Where the movie turns south, in addition to its blatantly poor execution, is its retard-tier messaging. Yes, international finance played the fence in the first half of the twentieth century’s conflicts, but the movie expectedly lobs this accusation exclusively at WASPs, failing to give credit to that massively overrepresented group in finance we all know so well. The friendship pact between the three protagonists is a clear signal that only an alliance of Jews, bohemian white chicks, and blacks can defeat evil white men. I’m honestly shocked there was no gay character. In fact, this is Washington’s second movie featuring the black-Jewish team fighting against whites, his first being BlacKkKlansman. Though I’ve only seen him in Tenet, his dull, talentless personality bleeds through in the same manner in this film as well. His character’s infallibility in this movie is almost nauseating: He’s witty, punching people, kissing Margot Robbie, and doing every other cool black guy thing you could imagine. There are three gorgeous white women in this picture: Robbie, Swift, and Taylor-Joy, but the only one portrayed positively is the one who immediately falls for a negro for no reason. Swift gets run over by a truck, and Taylor-Joy is a nagging, dumb, evil Nazi. The attention on all-black infantry regiments and veterans is another weird messaging flub. Yes, they existed (the 369th Infantry Regiment was a decorated unit during the war), but focusing on them, as well as depicting the fact that they were cared for by great white savior in the film oddly pivots Nazism’s evil away from its usual victims and almost exclusively on blacks. Maybe this is why it’s been so poorly reviewed?

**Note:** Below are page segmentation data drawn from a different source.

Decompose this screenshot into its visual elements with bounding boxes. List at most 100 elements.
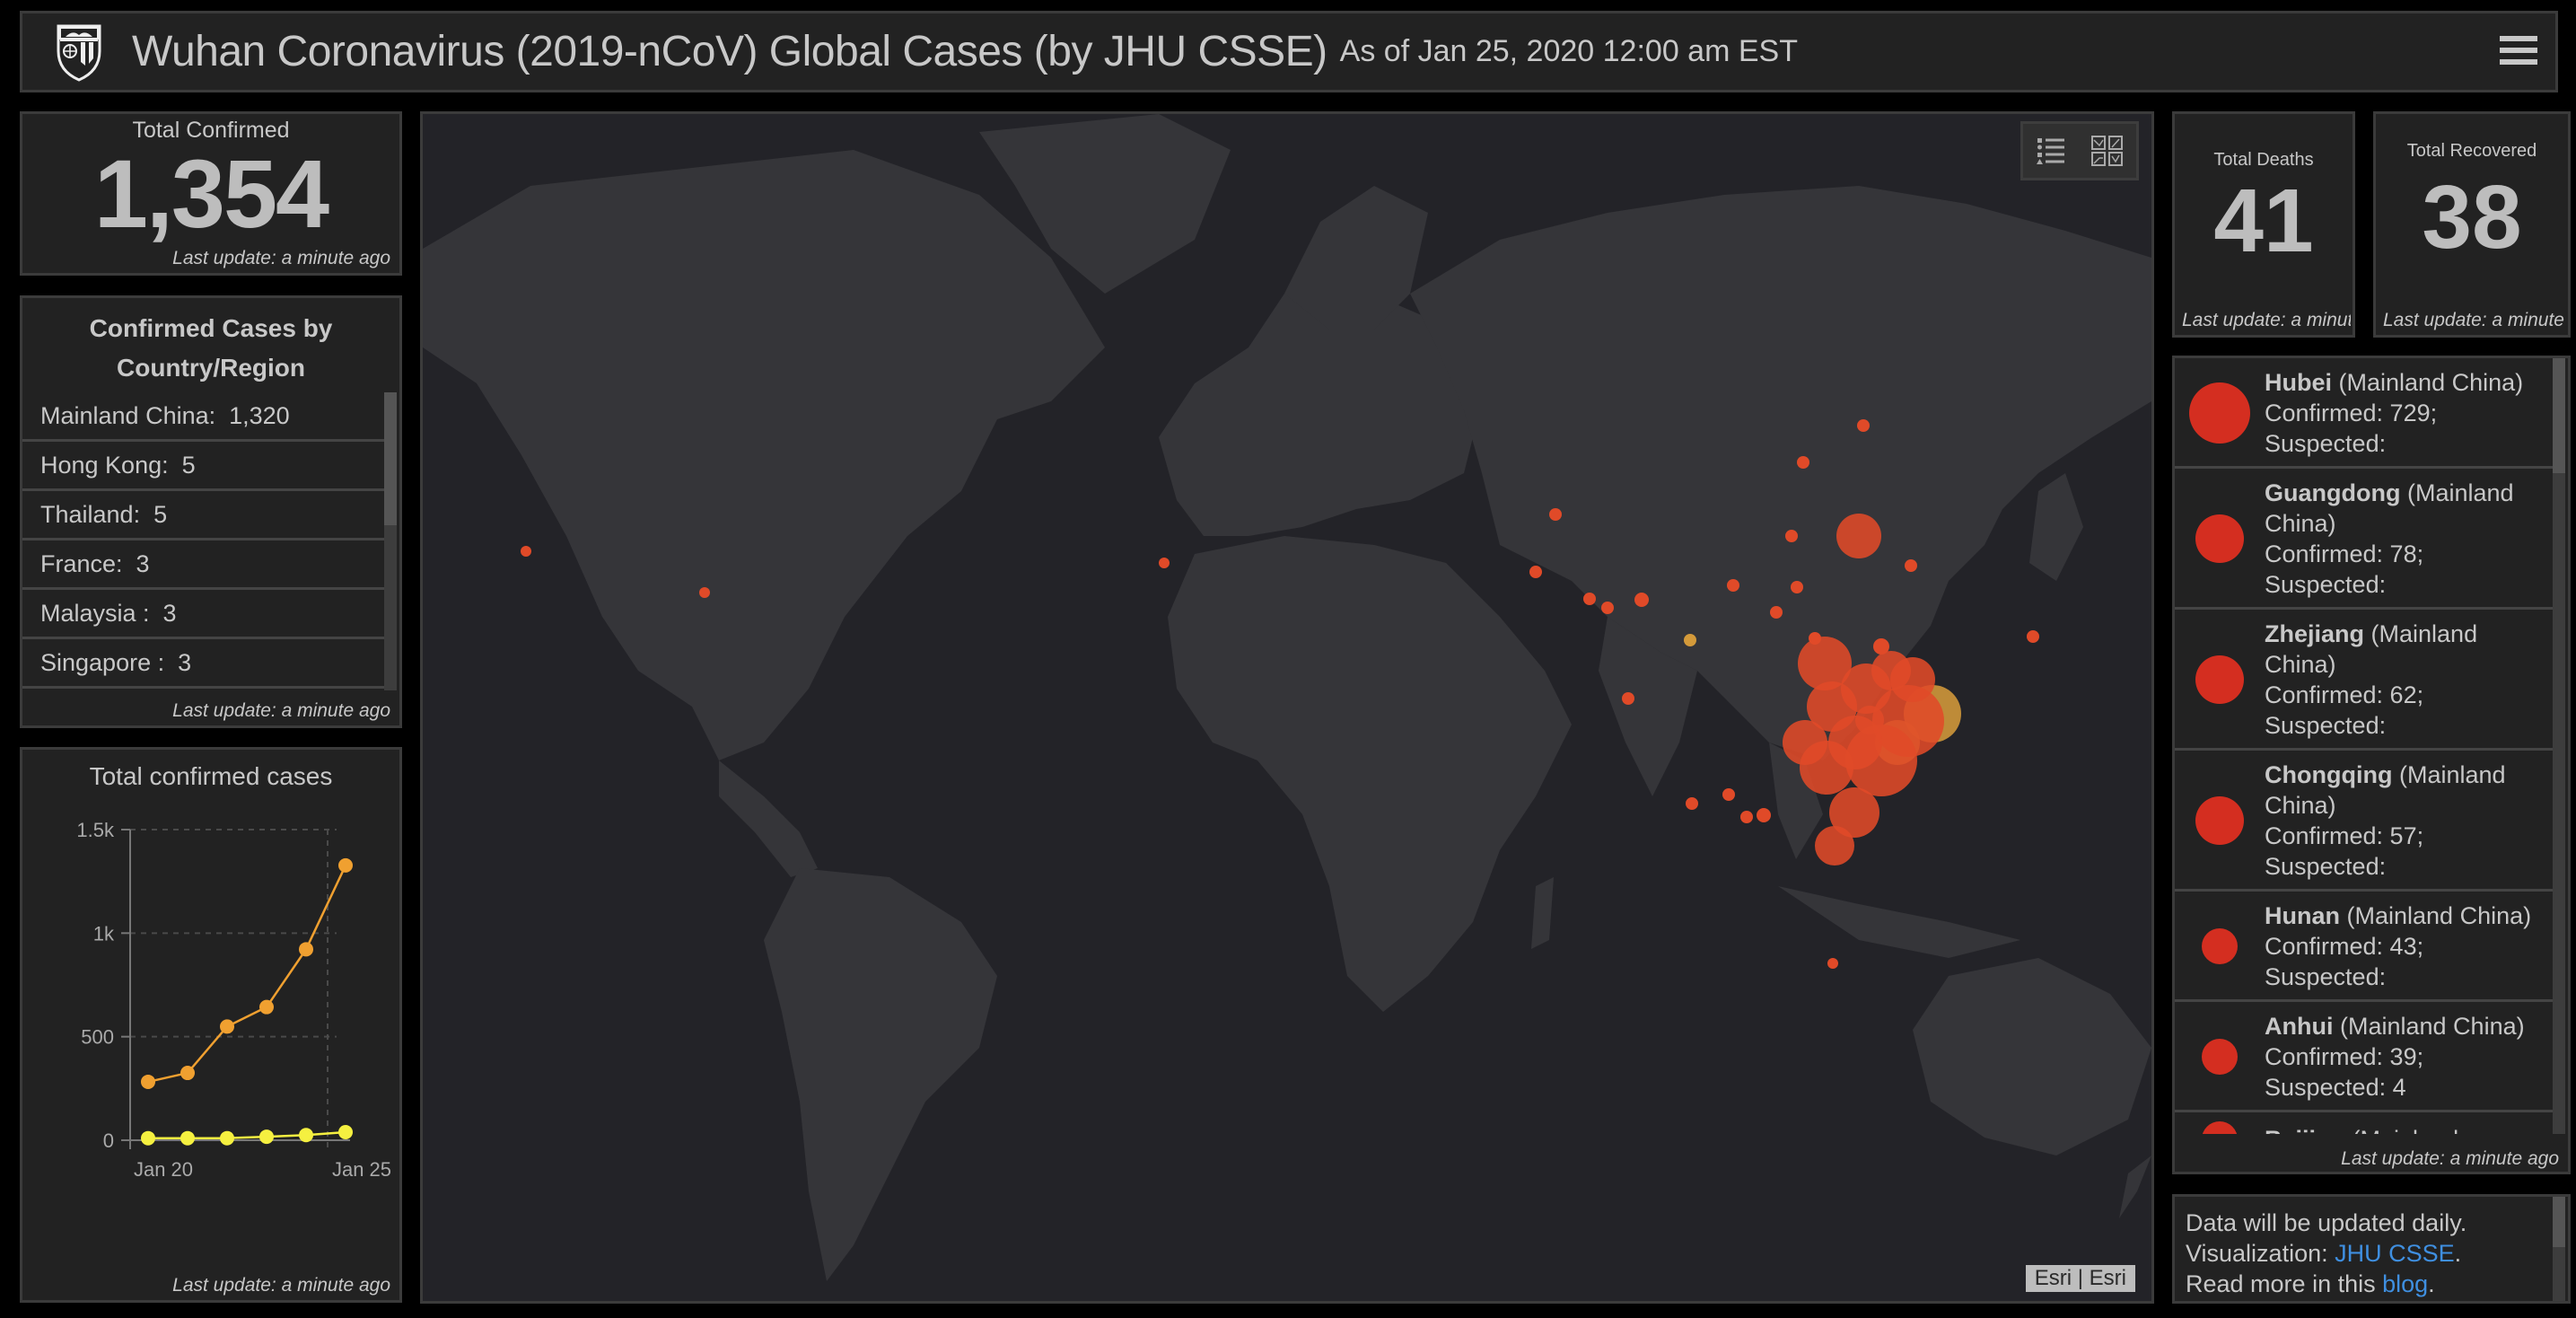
case-marker[interactable] xyxy=(1622,692,1634,705)
province-suspected: Suspected: xyxy=(2265,853,2387,880)
case-marker[interactable] xyxy=(1836,514,1881,558)
province-list-item[interactable]: Anhui (Mainland China) Confirmed: 39; Susp… xyxy=(2175,1002,2555,1112)
province-list-item[interactable]: Hunan (Mainland China) Confirmed: 43; Susp… xyxy=(2175,892,2555,1002)
blog-link[interactable]: blog xyxy=(2382,1270,2428,1297)
case-marker[interactable] xyxy=(1841,663,1891,714)
map-canvas[interactable] xyxy=(423,114,2151,1301)
case-size-marker-icon xyxy=(2175,1039,2265,1075)
case-marker[interactable] xyxy=(1815,826,1854,865)
country-panel-title-line2: Country/Region xyxy=(117,354,305,382)
case-marker[interactable] xyxy=(521,546,531,557)
province-suspected: Suspected: xyxy=(2265,430,2387,457)
case-marker[interactable] xyxy=(1159,558,1170,568)
case-size-marker-icon xyxy=(2175,655,2265,704)
data-point xyxy=(220,1130,234,1146)
landmass-central-america xyxy=(719,760,818,877)
country-list-item[interactable]: Hong Kong: 5 xyxy=(22,442,390,491)
last-update-text: Last update: a minute ago xyxy=(172,1275,390,1296)
map-attribution[interactable]: Esri | Esri xyxy=(2025,1265,2135,1292)
province-confirmed: Confirmed: 729; xyxy=(2265,400,2438,426)
country-list-item[interactable]: Mainland China: 1,320 xyxy=(22,392,390,442)
province-confirmed: Confirmed: 78; xyxy=(2265,540,2424,567)
country-panel-title-line1: Confirmed Cases by xyxy=(89,314,333,342)
basemap-gallery-icon[interactable] xyxy=(2089,131,2128,171)
scrollbar-thumb[interactable] xyxy=(384,392,397,525)
country-list-item[interactable]: France: 3 xyxy=(22,540,390,590)
case-marker[interactable] xyxy=(1890,657,1935,702)
case-marker[interactable] xyxy=(1791,581,1803,593)
case-size-marker-icon xyxy=(2175,514,2265,563)
info-panel: Data will be updated daily. Visualizatio… xyxy=(2172,1194,2571,1304)
case-marker[interactable] xyxy=(1770,606,1783,619)
data-point xyxy=(141,1130,155,1146)
case-marker[interactable] xyxy=(1757,808,1771,822)
total-recovered-label: Total Recovered xyxy=(2406,141,2537,161)
case-marker[interactable] xyxy=(1827,958,1838,969)
legend-icon[interactable] xyxy=(2032,131,2072,171)
case-marker[interactable] xyxy=(1686,797,1698,810)
province-text: Beijing (Mainland xyxy=(2265,1124,2546,1134)
red-circle-icon xyxy=(2195,655,2244,704)
case-marker[interactable] xyxy=(1601,602,1614,614)
case-size-marker-icon xyxy=(2175,1121,2265,1134)
country-list[interactable]: Mainland China: 1,320 Hong Kong: 5 Thailan… xyxy=(22,392,390,693)
hamburger-menu-icon[interactable] xyxy=(2500,31,2537,71)
scrollbar-thumb[interactable] xyxy=(2553,358,2565,473)
red-circle-icon xyxy=(2202,1039,2238,1075)
case-marker[interactable] xyxy=(1583,593,1596,605)
province-text: Chongqing (Mainland China) Confirmed: 57;… xyxy=(2265,760,2546,882)
case-marker[interactable] xyxy=(1727,579,1739,592)
data-point xyxy=(141,1074,155,1089)
case-marker[interactable] xyxy=(1797,456,1809,469)
province-list-item[interactable]: Zhejiang (Mainland China) Confirmed: 62; S… xyxy=(2175,610,2555,751)
case-marker[interactable] xyxy=(1549,508,1562,521)
province-confirmed: Confirmed: 62; xyxy=(2265,681,2424,708)
case-marker[interactable] xyxy=(1783,720,1827,765)
case-marker[interactable] xyxy=(2027,630,2039,643)
last-update-text: Last update: a minute ago xyxy=(172,248,390,268)
case-marker[interactable] xyxy=(1722,788,1735,801)
confirmed-by-country-panel: Confirmed Cases by Country/Region Mainla… xyxy=(20,295,402,728)
country-list-item[interactable]: Thailand: 5 xyxy=(22,491,390,540)
landmass-australia xyxy=(1913,958,2151,1155)
province-text: Anhui (Mainland China) Confirmed: 39; Susp… xyxy=(2265,1011,2546,1103)
case-size-marker-icon xyxy=(2175,796,2265,845)
red-circle-icon xyxy=(2195,796,2244,845)
province-list-scrollbar[interactable] xyxy=(2553,358,2565,1134)
info-panel-scrollbar[interactable] xyxy=(2553,1197,2565,1301)
case-marker[interactable] xyxy=(1905,559,1917,572)
country-panel-title: Confirmed Cases by Country/Region xyxy=(22,298,399,388)
data-point xyxy=(180,1066,195,1081)
case-marker[interactable] xyxy=(1785,530,1798,542)
case-marker[interactable] xyxy=(1740,811,1753,823)
data-point xyxy=(299,942,313,957)
case-marker[interactable] xyxy=(699,587,710,598)
world-map[interactable]: Esri | Esri xyxy=(420,111,2154,1304)
data-point xyxy=(338,857,353,873)
province-suspected: Suspected: 4 xyxy=(2265,1074,2406,1101)
landmass-indonesia xyxy=(1778,886,2020,958)
total-confirmed-card: Total Confirmed 1,354 Last update: a min… xyxy=(20,111,402,276)
scrollbar-thumb[interactable] xyxy=(2553,1197,2565,1247)
province-list[interactable]: Hubei (Mainland China) Confirmed: 729; Sus… xyxy=(2175,358,2555,1134)
province-list-item[interactable]: Chongqing (Mainland China) Confirmed: 57;… xyxy=(2175,751,2555,892)
data-point xyxy=(259,1129,274,1145)
country-list-item[interactable]: Malaysia : 3 xyxy=(22,590,390,639)
province-confirmed: Confirmed: 43; xyxy=(2265,933,2424,960)
country-list-item[interactable]: Singapore : 3 xyxy=(22,639,390,689)
landmass-madagascar xyxy=(1531,877,1554,949)
case-marker[interactable] xyxy=(1529,566,1542,578)
case-marker[interactable] xyxy=(1684,634,1696,646)
total-recovered-card: Total Recovered 38 Last update: a minute… xyxy=(2373,111,2571,338)
case-marker[interactable] xyxy=(1634,593,1649,607)
jhu-csse-link[interactable]: JHU CSSE xyxy=(2335,1240,2455,1267)
province-list-item[interactable]: Hubei (Mainland China) Confirmed: 729; Sus… xyxy=(2175,358,2555,469)
country-list-scrollbar[interactable] xyxy=(384,392,397,690)
dashboard-title: Wuhan Coronavirus (2019-nCoV) Global Cas… xyxy=(132,28,1327,75)
province-list-item[interactable]: Guangdong (Mainland China) Confirmed: 78;… xyxy=(2175,469,2555,610)
map-widget-toolbar xyxy=(2020,121,2139,180)
case-marker[interactable] xyxy=(1857,419,1870,432)
province-text: Hubei (Mainland China) Confirmed: 729; Sus… xyxy=(2265,367,2546,459)
case-marker[interactable] xyxy=(1828,716,1882,769)
province-list-item[interactable]: Beijing (Mainland xyxy=(2175,1112,2555,1134)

This film really is a shame since I admit to being a fan of Russell’s work in general. Three Kings is, in my opinion, a fun and truly unique war film; I Heart Huckabees, though odd, is incredibly funny and well-written. Then there’s his fictional and non-fictional biopics: The Fighter, Silver Linings Playbook, American Hustle, and Joy, all of which were well done and very enjoyable to watch. Furthermore, none of these films were overtly woke, and none of them engaged in petty moralizing on the astronomical scale of Amsterdam. Yes, American Hustle is about a conniving Jew, and Joy portrays a powerful girl boss, but these people actually exist to some degree, and at no point in those films did they promote allegiance to anti-Nazism or any other silly current-thing cause.

Maybe I’m just too blackpilled, but the eternal bad guy character of an evil Nazi relentlessly scheming for world domination in increasingly bizarre stories — Miracle at St. Anna, Inglorious Bastards, Overlord, and JoJo Rabbit, just to name a few of the exceptionally fake/weird ones — is just so tiresome at this point. What’s worse is people’s continuous acceptance of this slop; I heard boomer women literally gasp in the theater every time a black person was told “You can’t be here” on the screen.

The film’s only redeeming quality is Margot Robbie’s jawline, and the filmmakers must have known this, which is why they had to repeatedly mash it against John David Washington’s face. Even the film’s anchor, Christian Bale’s Burt Berendsen, gets to become a fully-realized woke white man; at the end of the story, he finally leaves his snobby, Park Avenue WASP wife and winds up with a negress, eating Chinese take-out in his dumpy apartment.